All her questions and remarks were addressed to him, and they both seemed oblivious of my presence, save when they wished me to perform some office for them. Then Frank, as she called him, had such an insolent way of staring at me, and walking around with his hands stuck contemptuously into his trousers’ pockets. And when we had completed the house, and were cleaning up, he raked away the earth with his boots, and made little ditches around the walls with his heels, and stamped the walks level; in short, made such a display of his morocco that I felt quite ashamed of my plain copper-tip shoes, and tried to hide them as much as possible by standing in the grass. After awhile it was proposed to get the doll’s dinner ready, and then I thought of my errand. Without a moment’s consideration for Frank’s feeling, I broke out with: “Oh! Lulie, I forgot; you must come to our house to-morrow; we are going to have a dinner, and have got lots of good things cooked. There won’t be any other girls there but you, and your pa and ma are coming, too. Won’t you come?”

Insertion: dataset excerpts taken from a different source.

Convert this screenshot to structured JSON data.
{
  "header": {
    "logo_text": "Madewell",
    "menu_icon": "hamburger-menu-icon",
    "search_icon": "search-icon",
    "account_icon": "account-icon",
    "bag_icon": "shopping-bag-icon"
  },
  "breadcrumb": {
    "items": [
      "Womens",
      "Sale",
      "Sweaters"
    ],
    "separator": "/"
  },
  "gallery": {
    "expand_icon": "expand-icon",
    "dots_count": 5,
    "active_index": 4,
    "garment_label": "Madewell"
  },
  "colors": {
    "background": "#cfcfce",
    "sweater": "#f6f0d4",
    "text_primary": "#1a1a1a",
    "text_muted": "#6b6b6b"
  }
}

“I don’t know,” she replied, tying an apron on a very red-faced doll, with china feet, wooden legs, and her hair rubbed off the back of her head; “I don’t want to go much, ‘cause me and Frank are going to have a doll wedding to-morrow. Frank, let me tell you” – breaking off suddenly, and putting the doll down with her face on the ground, and her wooden limbs very much exposed, she took Frank aside to whisper something to him. I inferred it was a proposal to invite me to their dinner, as he replied loud enough for me to hear:
“No, let’s have it all by ourselves.”
Lulie seemed to assent, and as I had become rather incensed at the whole proceedings, I turned off without another word, and went home. Children suffer as keenly, if not as long, in their little loves and jealousies as older people; and I was as unhappy during the remainder of the day as was Octavia while Anthony was in Egypt. Many were the castles I had built in the air, in all of which Lulie reigned as queen. My favorite dream was to imagine her and myself wrecked, and playing Robinson Crusoe on some desert island. I had loved to think how we would sit together by the beach and watch the frightened billows fleeing to the shore, or stroll through shadowy forests in search of fruits; and how I would defend her from the wolves and bears, and how tender and confiding she would be when she had no one but me to look to. And then, at night, how cosy and snug we would be in our cave, which would be always warmed and lighted by some means. And when the savages came how we would shut the great stone door, and be safe and secure. But I had now found in the sand, not the naked foot print Robinson saw, but a boot track, which conjured up more fears and suspicions than Defoe ever conceived; for it told of the presence of a cannibal for my heart.